Herzversagen beim Berlin-Halbmarathon

Von Thomas Waetke 17. April 2013

Beim 33. Berliner Halbmarathon ist am vorvergangenen Wochenende ein Teilnehmer gestorben. Der 24-Jährige brach kurz vor dem Ziel zusammen, konnte noch von Rettungskräften reanimiert werden, verstarb dann aber kurz darauf im Krankenhaus.

Anmerkung von Rechtsanwalt Thomas Waetke:

Aus rein rechtlicher Sicht kann man dem Veranstalter von Sportveranstaltungen grundsätzlich keine Schuld geben, wenn ein Teilnehmer aus eigenen gesundheitlichen Gründen verletzt wird oder zu Tode kommt. Der Veranstalter ist nur in besonderen Fällen verpflichtet, den Teilnehmer vorher auf seine Gesundheit untersuchen zu lassen: Müsste er dies immer tun, würde das den Veranstalter schlicht überfordern und wäre zuviel verlangt. Im Rahmen seines Lebensrisikos ist jeder Sportler erst einmal selbst für sich verantwortlich.

Anders kann das sein bei Kindern oder Jugendlichen; hier müsste der Veranstalter zumindest durch die Vorgabe von Arztuntersuchungen verhindern, dass ein Kind teilnimmt, für dass die Teilnahme ein gesundheitliches Risiko darstellt. Hier schreiben oftmals auch die Sportverbände eine Untersuchung vor den Wettkämpfen vor.
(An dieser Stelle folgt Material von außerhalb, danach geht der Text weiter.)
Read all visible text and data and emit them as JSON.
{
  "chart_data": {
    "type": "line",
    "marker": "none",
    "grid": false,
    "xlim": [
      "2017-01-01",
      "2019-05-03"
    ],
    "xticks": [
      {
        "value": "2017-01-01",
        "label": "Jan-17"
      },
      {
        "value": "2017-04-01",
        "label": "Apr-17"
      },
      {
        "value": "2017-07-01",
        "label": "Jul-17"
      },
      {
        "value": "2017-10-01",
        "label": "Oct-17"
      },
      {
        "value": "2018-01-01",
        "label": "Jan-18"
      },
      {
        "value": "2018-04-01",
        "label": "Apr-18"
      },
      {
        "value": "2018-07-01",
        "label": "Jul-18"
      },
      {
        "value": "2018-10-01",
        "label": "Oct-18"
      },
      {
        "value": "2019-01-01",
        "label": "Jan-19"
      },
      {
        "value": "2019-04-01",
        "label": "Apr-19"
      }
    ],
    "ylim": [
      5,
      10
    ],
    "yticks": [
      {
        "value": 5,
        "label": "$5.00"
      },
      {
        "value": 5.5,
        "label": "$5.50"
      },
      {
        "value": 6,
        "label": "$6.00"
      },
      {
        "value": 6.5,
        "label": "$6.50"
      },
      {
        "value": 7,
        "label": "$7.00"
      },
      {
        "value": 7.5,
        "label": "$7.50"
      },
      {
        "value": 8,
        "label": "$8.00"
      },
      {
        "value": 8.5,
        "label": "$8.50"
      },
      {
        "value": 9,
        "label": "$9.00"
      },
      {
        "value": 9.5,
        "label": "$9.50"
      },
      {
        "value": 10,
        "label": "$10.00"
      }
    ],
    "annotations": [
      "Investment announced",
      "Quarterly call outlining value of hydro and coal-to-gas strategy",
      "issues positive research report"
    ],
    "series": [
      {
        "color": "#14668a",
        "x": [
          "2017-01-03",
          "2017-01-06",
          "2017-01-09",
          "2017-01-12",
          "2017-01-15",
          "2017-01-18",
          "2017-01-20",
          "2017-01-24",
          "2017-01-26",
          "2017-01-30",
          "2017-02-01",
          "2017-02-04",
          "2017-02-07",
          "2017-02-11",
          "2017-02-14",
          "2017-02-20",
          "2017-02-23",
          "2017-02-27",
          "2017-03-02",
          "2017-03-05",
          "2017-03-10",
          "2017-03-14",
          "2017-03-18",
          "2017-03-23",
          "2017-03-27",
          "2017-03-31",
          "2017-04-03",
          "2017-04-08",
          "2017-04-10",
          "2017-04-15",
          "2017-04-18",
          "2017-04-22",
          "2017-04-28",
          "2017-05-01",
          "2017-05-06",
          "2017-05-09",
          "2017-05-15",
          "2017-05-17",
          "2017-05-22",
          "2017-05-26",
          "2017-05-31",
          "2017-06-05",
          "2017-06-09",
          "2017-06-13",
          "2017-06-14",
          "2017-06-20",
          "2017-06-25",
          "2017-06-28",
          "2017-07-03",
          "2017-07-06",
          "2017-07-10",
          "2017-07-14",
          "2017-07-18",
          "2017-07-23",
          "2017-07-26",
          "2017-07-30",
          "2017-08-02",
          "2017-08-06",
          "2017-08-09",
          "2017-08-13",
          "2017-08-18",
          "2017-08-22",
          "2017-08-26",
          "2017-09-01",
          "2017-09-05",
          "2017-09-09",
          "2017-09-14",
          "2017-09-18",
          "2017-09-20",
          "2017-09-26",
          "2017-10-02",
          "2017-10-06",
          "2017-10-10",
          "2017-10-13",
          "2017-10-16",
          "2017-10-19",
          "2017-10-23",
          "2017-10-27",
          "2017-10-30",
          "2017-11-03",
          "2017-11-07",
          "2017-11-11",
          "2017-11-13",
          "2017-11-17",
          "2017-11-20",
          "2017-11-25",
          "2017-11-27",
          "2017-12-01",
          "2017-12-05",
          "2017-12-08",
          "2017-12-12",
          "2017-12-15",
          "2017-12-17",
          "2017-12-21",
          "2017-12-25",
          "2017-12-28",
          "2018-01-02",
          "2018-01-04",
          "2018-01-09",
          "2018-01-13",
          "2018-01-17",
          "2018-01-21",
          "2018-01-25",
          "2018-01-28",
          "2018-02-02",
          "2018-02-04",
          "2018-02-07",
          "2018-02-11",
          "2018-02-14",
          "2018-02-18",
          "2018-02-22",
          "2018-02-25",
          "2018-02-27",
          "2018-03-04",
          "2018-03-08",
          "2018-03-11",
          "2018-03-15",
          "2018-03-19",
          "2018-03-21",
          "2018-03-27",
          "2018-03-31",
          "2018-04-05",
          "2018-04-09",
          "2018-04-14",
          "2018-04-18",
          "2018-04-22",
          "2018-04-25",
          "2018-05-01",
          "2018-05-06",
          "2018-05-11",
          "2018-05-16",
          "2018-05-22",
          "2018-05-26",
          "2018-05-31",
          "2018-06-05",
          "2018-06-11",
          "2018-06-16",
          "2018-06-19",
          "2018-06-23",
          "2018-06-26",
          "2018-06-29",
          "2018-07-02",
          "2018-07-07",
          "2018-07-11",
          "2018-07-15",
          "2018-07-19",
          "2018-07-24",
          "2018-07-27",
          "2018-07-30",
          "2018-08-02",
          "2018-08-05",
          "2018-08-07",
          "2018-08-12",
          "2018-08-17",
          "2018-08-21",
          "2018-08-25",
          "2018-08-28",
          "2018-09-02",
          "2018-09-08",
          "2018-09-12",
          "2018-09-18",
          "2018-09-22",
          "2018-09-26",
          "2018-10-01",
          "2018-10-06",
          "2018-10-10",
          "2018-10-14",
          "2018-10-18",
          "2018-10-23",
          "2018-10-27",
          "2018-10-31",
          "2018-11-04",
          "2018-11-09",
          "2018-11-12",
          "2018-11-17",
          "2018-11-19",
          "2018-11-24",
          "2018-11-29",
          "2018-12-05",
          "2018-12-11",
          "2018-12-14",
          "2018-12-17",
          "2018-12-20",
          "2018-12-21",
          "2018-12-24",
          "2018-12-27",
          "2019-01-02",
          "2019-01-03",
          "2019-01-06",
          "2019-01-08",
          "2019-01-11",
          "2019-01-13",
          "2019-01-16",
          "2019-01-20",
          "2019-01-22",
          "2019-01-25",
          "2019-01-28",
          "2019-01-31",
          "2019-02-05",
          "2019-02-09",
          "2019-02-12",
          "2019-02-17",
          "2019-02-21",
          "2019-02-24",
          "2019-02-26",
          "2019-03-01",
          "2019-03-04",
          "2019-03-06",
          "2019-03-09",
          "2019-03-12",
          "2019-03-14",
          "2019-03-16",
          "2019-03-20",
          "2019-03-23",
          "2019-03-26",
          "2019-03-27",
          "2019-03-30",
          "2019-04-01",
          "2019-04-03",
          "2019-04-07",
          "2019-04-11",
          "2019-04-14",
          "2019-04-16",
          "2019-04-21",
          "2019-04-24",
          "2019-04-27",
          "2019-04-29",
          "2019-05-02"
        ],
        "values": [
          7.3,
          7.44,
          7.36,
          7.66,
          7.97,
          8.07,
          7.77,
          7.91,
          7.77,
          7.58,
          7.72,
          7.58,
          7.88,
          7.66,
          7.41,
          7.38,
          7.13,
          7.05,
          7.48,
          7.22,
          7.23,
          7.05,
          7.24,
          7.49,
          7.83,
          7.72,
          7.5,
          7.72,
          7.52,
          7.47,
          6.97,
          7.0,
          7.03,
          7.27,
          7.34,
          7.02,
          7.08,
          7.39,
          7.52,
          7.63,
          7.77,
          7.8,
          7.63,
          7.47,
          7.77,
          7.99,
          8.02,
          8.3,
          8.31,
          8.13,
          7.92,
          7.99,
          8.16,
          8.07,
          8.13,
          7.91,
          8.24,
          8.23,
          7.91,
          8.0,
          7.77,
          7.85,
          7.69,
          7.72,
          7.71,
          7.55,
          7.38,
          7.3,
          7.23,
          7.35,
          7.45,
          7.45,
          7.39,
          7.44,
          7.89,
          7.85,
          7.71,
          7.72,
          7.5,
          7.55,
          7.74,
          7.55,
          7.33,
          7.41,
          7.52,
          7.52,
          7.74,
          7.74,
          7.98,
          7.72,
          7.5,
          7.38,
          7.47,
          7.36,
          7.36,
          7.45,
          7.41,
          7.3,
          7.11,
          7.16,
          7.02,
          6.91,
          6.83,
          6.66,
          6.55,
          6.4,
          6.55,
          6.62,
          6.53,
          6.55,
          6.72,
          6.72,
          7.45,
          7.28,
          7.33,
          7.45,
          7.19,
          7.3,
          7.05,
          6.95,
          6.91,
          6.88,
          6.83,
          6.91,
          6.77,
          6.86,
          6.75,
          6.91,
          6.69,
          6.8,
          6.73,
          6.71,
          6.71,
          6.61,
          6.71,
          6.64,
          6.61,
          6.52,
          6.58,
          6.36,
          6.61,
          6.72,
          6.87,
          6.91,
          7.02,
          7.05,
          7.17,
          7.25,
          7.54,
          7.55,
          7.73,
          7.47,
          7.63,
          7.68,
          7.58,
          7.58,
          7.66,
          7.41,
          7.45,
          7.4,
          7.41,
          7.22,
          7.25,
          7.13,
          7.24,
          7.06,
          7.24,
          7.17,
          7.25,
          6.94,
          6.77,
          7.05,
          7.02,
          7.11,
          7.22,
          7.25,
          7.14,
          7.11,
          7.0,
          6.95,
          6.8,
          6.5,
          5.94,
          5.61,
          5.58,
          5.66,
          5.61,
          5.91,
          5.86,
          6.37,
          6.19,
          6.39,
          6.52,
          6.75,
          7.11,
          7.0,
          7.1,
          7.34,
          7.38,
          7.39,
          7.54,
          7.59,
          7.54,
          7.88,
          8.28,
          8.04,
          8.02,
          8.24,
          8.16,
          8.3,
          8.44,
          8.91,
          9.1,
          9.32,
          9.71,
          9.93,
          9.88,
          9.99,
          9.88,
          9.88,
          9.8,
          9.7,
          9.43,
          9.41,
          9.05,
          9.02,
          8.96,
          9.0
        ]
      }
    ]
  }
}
Der Veranstalter von Sportveranstaltungen muss aber vor den besonderen Gefahren seiner Veranstaltung warnen:

  • Je weniger diese Gefahren für den Teilnehmer ersichtlich sind bzw.
  • je weniger er sie unschwer umgehen kann,

desto mehr muss der Veranstalter diese Gefahren verhindern.

Ein Beispiel: Führt die Laufstrecke durch den Wald, muss der Veranstalter nicht vor potentiellen Kollisionen mit Bäumen warnen; jedem Teilnehmer ist bekannt, dass im Wald Bäume herumstehen. Führt die Laufstrecke aber plötzlich um eine Kurve, hinter der sich der Laufweg von ursprünglich 5 Metern auf 1 Meter verjüngt und geht es rechts einen steilen Hang herunter, dann ist diese Gefahr für den Läufer nicht ersichtlich und kaum beherrschbar: Hier muss der Veranstalter also tätig werden.

In solch einem Fall wäre es sogar fraglich, ob ein einfacher Hinweis in einem Briefing ausreichend wäre: Je krasser die Auswirkungen sein können (hier: Absturz den Hang hinunter), desto mehr muss der Veranstalter tun, bspw. durch stabile Geländer oder gar durch Verlegung der Strecke.